Das hat mit Adoboli zu tun. Kweku Adoboli, 31-jähriger Derivate-Händler, hat der UBS im September 2 Milliarden Verlust beschert. Wie dieser Gau möglich war, will die UBS durch eine interne Untersuchung ergründen. Die wesentlichen Erkenntnisse liegen vor, bleiben aber geheim.
Kerviel-Betrug wurde von allen genau studiert
Was bereits durchsickert, spricht nicht für die Bank. «Was bei der UBS passierte, ist im Prinzip eine Wiederholung des Milliardenverlusts bei der französischen Société Générale mit ihrem Derivate-Trader Kerviel», sagt ein UBS-Mann. Alle grossen Investmentbanken hätten Kerviel und seinen Betrug genau studiert. «Die Folge war für alle klar: Die Kerviel-Tricks gilt es auszuschliessen.»
Genau das ist der UBS, wie es heute scheint, missglückt. Sowohl Kerviel als auch Adoboli haben mit fiktiven Absicherungsgeschäften unerlaubten Eigenhandel kaschiert; sowohl Kerviel als auchAdoboli mussten dafür das interne Kontrollsystem austricksen.

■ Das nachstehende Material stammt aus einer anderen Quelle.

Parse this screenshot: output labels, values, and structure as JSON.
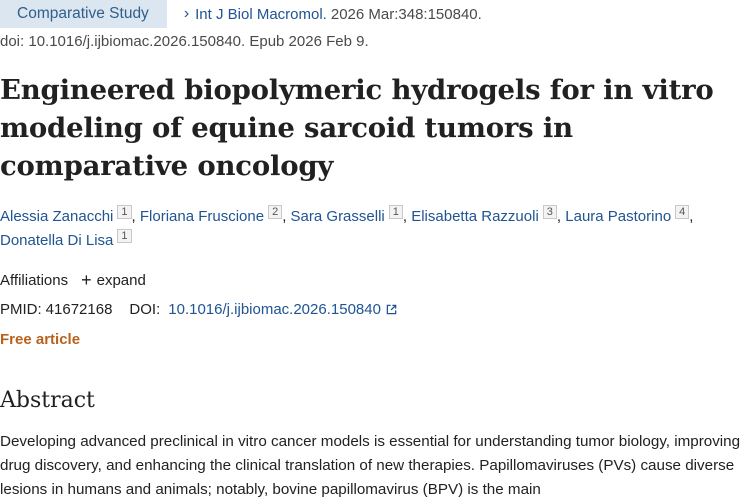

So weit die Parallelen. Nun zu Adoboli. Der Ghanaer aus gutem Haus und mit englischer Schulbildung schloss dem Schein nach Absicherungsgeschäfte mit Gegenparteien ab, also hauptsächlich anderen grossen Banken oder sonstigen gewichtigen Playern in diesem Geschäft. Weil die sogenannten Hedges nur fiktiv waren, fehlten Bestätigungen dieser Gegenparteien.
«Achtung, Gross-Risiko!»
Das sei ein klares Alarmzeichen, sagt der UBS-Insider. «Liegt die Bestätigung einer Gegenpartei nicht innert spätestens 24 Stunden vor, müssen alle Sirenen aufheulen.» Denn was es im Kern bedeute, wenn eine solche Bestätigung ausbleibe, sei simpel: «Dann gibt es keine Gegenpartei.» Mit anderen Worten: Der Händler hat eine offene, ungedeckte Position mit entsprechendem Verlustpotenzial. Und das, so die Quelle, heisse für alle Involvierten: Achtung, Gross-Risiko!
Es dürfe schlicht nicht vorkommen, dass eine fehlende Gegenpartei-Bestätigung auf die leichte Schulter genommen werde. «Wir sind doch hier nicht im Kindergarten, schliesslich geht es um riesige Summen mit den entsprechenden Risiken», begründet die Quelle.
Es sei offensichtlich, dass hier die Kontrollprozesse «völlig» versagt hätten. Die Folgen würden weit reichen, prophezeit der erfahrene Banker. «Die UBS muss ihr Risikokontrollsystem zusammen mit den aufgebauten Prozessen von Grund auf hinterfragen.»
Risiko-Chefs werden geschont
Ein Sprecher der UBS wollte keine Stellung nehmen. Ob der Adoboli-Bericht bereits vorliege und wann er offengelegt werde, werde nicht kommentiert. Die Bank könne lediglich frühere Aussagen wiederholen, dass sie nicht frei sei bei der Offenlegung der Untersuchungsergebnisse. Das Sagen hat diesbezüglich offenbar die Londoner Polizei. Diese ermittelt gegen Adoboli.
Trotzdem könnte die Bank personell hart durchgreifen. Sie tut das aber nur punktuell. Während Adobolis Co-Leiter sowie weitere Händler und Chefs an der Front ihren Job verloren, wurden die zuständigen Kontrolleure im Hintergrund bisher weitgehend geschont.
Es macht den Anschein, dass bei der UBS im Handel und ganz oben Köpfe rollen, nicht aber in der Risiko-Kontrolle. Das erinnert an frühere Fälle mit Grossverlusten in den Jahren 1997, 1998 und 2008.